Big Data Creates Opportunities for Small to Midsize Retail Vendors

Big Data Creates Opportunities for Small to Midsize Retail Vendors through Collective Affinity Marketing outside Financial Institutions.

In the Harvard Business Review, there is an article, Will Big Data Kill All but the Biggest Retailers?  One idea to mitigate that risk is to create a collective of independent retailers under affinity programs, such as charities, and offer customers every N part of their purchase applies to the charity to reach specific goals as defined by the consumer.   Merchants, as part of this program, decide their own caps, or monetary participation levels.  Consumers belong to an affinity group, but it’s not limited to a particular credit card.  The key is this transaction data is available to all participating merchants for the affinity.  Transaction data spans all merchants within the affinity and not just the transactions executed with the merchant.

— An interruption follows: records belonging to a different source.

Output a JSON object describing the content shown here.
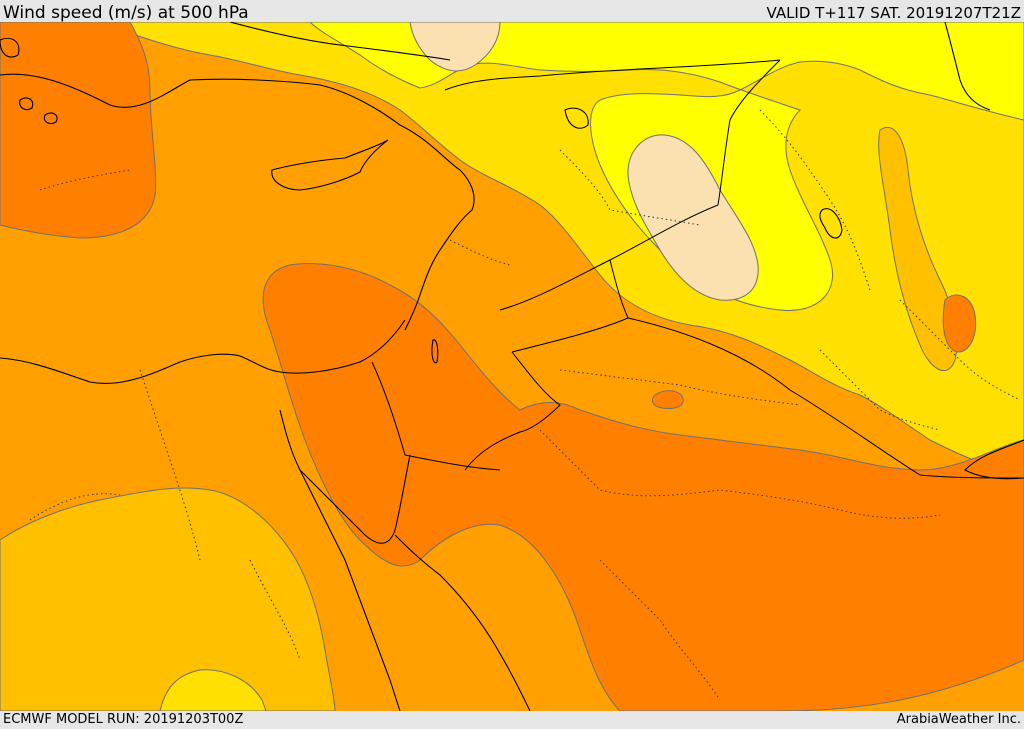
{
  "header": {
    "title": "Wind speed (m/s) at 500 hPa",
    "valid": "VALID T+117 SAT. 20191207T21Z"
  },
  "footer": {
    "model_run": "ECMWF MODEL RUN: 20191203T00Z",
    "credit": "ArabiaWeather Inc."
  },
  "map": {
    "colors": {
      "calmest": "#fbe0b0",
      "light": "#ffff00",
      "gold": "#ffe000",
      "amber": "#ffc000",
      "orange": "#ffa000",
      "deep_orange": "#ff8000",
      "contour_line": "#707070",
      "coastline": "#000000",
      "border_dotted": "#333333"
    }
  }
}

Using trusted, independent marketing data warehouses independent retail vendors share ‘big data’ to enable them to compete and utilize the same pool of consumer [habitual] spending data.

Affinity, marketing data companies can empower their retail clients/vendors with the tools for Business Intelligence and pull from the collection of consumer data.  Trusted, independent marketing data warehouses sprout up to collect consumer data and enable it’s retail vendor clients to mine the data.

These trusted loyalty affinity data warehouses, not affiliated with a single financial institution, as previously implemented with credit cards, but more in line with, or analogous to, supermarket style loyalty programs, however, all independent retail vendors may participate OR may cap these affinity program memberships for retail vendor from small to mid-size companies.

Note: Data obfuscation could be applied so customer identification on fields like social security number will not be transparent, limiting any liabilities for fraud.